Use when response from origin needs conditional code-based change.

Request body inspection

Use only for small bodies and specific cases.

Library-dependent logic

Use when logic requires package dependencies not available in CloudFront Functions.

But keep the constraint:

Lambda@Edge should still be edge logic, not a hidden regional service.

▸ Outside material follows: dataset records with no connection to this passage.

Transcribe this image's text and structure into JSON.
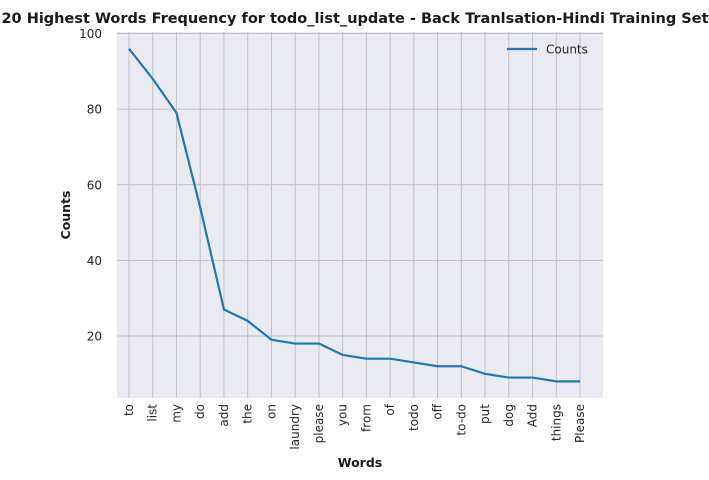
{
  "chart_data": {
    "type": "line",
    "title": "20 Highest Words Frequency for todo_list_update - Back Tranlsation-Hindi Training Set",
    "xlabel": "Words",
    "ylabel": "Counts",
    "categories": [
      "to",
      "list",
      "my",
      "do",
      "add",
      "the",
      "on",
      "laundry",
      "please",
      "you",
      "from",
      "of",
      "todo",
      "off",
      "to-do",
      "put",
      "dog",
      "Add",
      "things",
      "Please"
    ],
    "series": [
      {
        "name": "Counts",
        "values": [
          96,
          88,
          79,
          54,
          27,
          24,
          19,
          18,
          18,
          15,
          14,
          14,
          13,
          12,
          12,
          10,
          9,
          9,
          8,
          8
        ],
        "color": "#1f77b4"
      }
    ],
    "yticks": [
      20,
      40,
      60,
      80,
      100
    ],
    "ylim": [
      3.6,
      100.4
    ],
    "grid": true,
    "legend": "top-right",
    "colors": {
      "plot_background": "#eaeaf2",
      "grid": "#c0c0c0",
      "line": "#1f77b4"
    }
  }
}
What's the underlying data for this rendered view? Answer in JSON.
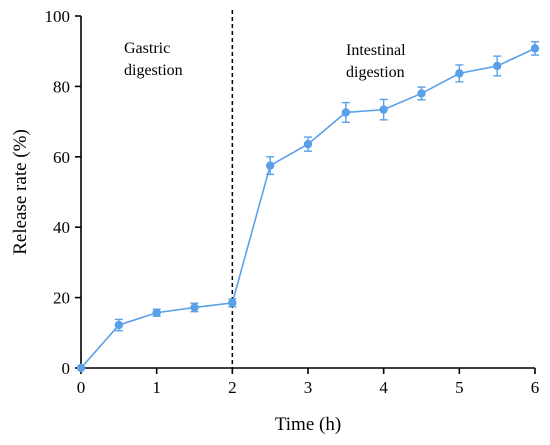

23. Patterns That Should Stay at Origin

Do not move these to edge unless there is a very strong reason:

  • full business authorization
  • regulatory workflow state transitions
  • database-backed entitlement decisions requiring freshness
  • payment processing
  • case management transitions
  • write-side validation
  • audit-critical decisions
  • complex personalization
  • large request/response transformations

Origin-owned contract:

origin_responsibilities:
  business_authz: true
  data_integrity: true
  write_validation: true
  audit_decisions: true
  domain_invariants: true

Edge-owned contract:

edge_responsibilities:
  request_shape: true
  coarse_rejection: true
  cache_identity: true
  routing_hint: true
  latency_optimization: true

24. Production Review Checklist

Before deploying edge code:

  • Event phase is correct.
  • Cache key impact is documented.
  • Removed headers/query/cookies do not affect response bytes or authorization.
  • Redirect loops are tested.
  • Origin rewrite updates Host/TLS expectations correctly.
  • Function handles malformed input safely.
  • Function returns valid CloudFront event structure.
  • No secrets are exposed to viewers or logs.
  • No viewer-supplied identity header is trusted without validation.
  • Origin still enforces business authorization.
  • Logs and metrics are enabled.
  • Rollback version exists.
  • Synthetic tests cover normal and malicious paths.
  • Changes are reviewed like production application code.

25. Final Mental Model

CloudFront Functions and Lambda@Edge are tools for request-path control.

They are strongest when they are:

  • small
  • deterministic
  • cache-aware
  • stateless or near-stateless
  • easy to test
  • explicit about header trust
  • clear about what belongs to origin

They are dangerous when they are:

  • broad
  • stateful
  • authorization-heavy
  • cache-blind
  • hard to roll back
  • dependent on hidden external behavior

The engineering rule:

Put logic at the edge only when its correctness depends on being before cache or before origin. Otherwise, keep it where the domain model and operational evidence already live.